Javier Solana, secretary general of the European Council, will be the key speaker at a debate on Wednesday 10 November at LSE on the recently launched A Human Security Doctrine for Europe report.
Javier Solana will be joined by panellists Professor Mary Kaldor and Professor Christine Chinkin from LSE, Pavel Seifter, former Czech ambassador to London, and Brigadier Andy Salmon from the Royal Marines. Narcis Serra, former Spanish minister of defence, will chair this event.
The Study Group on Europe's Security Capabilities was convened by Professor Mary Kaldor in 2003 at the request of EU Secretary-General Javier Solana to give independent advice on the capabilities the European Union would require in order to pursue an effective common security policy.
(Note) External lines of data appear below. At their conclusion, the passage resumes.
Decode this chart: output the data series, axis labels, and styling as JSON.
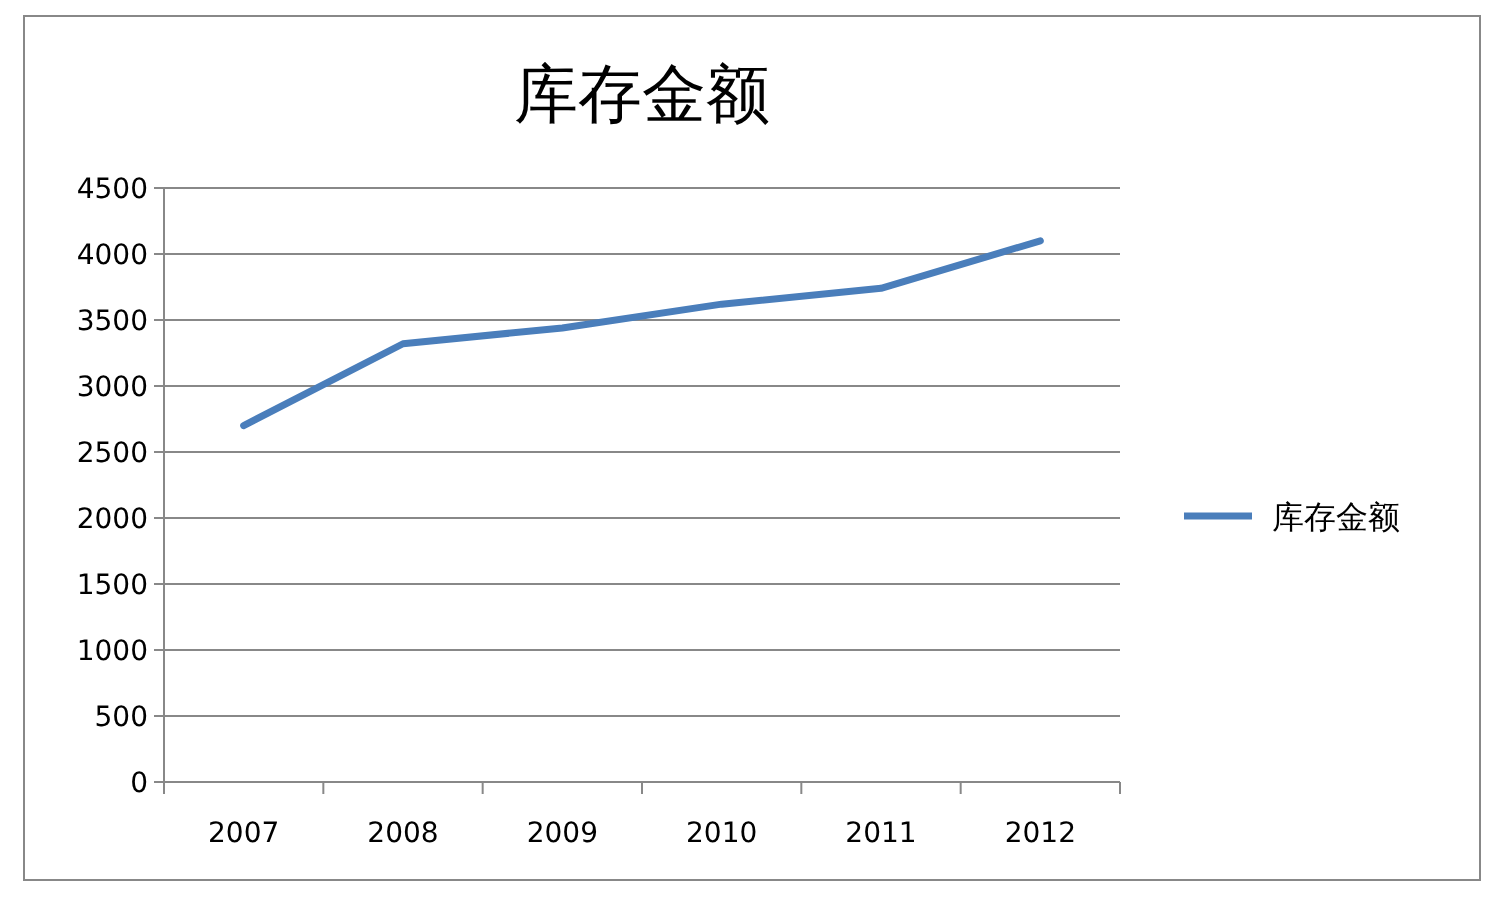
{
  "chart_data": {
    "type": "line",
    "title": "库存金额",
    "categories": [
      "2007",
      "2008",
      "2009",
      "2010",
      "2011",
      "2012"
    ],
    "series": [
      {
        "name": "库存金额",
        "color": "#4a7ebb",
        "values": [
          2700,
          3320,
          3440,
          3620,
          3740,
          4100
        ]
      }
    ],
    "ylim": [
      0,
      4500
    ],
    "yticks": [
      0,
      500,
      1000,
      1500,
      2000,
      2500,
      3000,
      3500,
      4000,
      4500
    ],
    "grid": "y",
    "legend": "right",
    "marker": "none",
    "line_style": "solid"
  }
}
The group's report, released in September 2004, states that civilians should play a significant role in a new EU force designed to combat global insecurity and protect citizens in conflict zones.
A Human Security Doctrine for Europe: presentation of the Barcelona Report of the Study Group on European Security is on Wednesday 10 November at 6.30pm in the Old Theatre, Old Building, LSE, Houghton Street, London WC2A.
This event is free and open to all however a ticket is required. All tickets for this event have now been allocated. A video link will also be in operation on the night in the New Theatre, East Building. Entry to this will be on a first come, first served basis. More details can be found here
Members of the public: All tickets for this event have now been allocated. There will be a returns queue and video link in operation on the night.
Members of the press: To request a press ticket, please contact Jessica Winterstein, LSE Press Office, on 020 7955 7060 or email firstname.lastname@example.org
A Human Security Doctrine for Europe was produced by an independent study group at the request of EU secretary-general Javier Solana. The report argues for a fundamental rethink of Europe's approach to security - not only within its borders but beyond. In the 21st century, when no country or region is immune from terrorism, regional wars, organised crime, failing states or the proliferation of weapons of mass destruction, Europe cannot ignore the growing insecurity around the globe.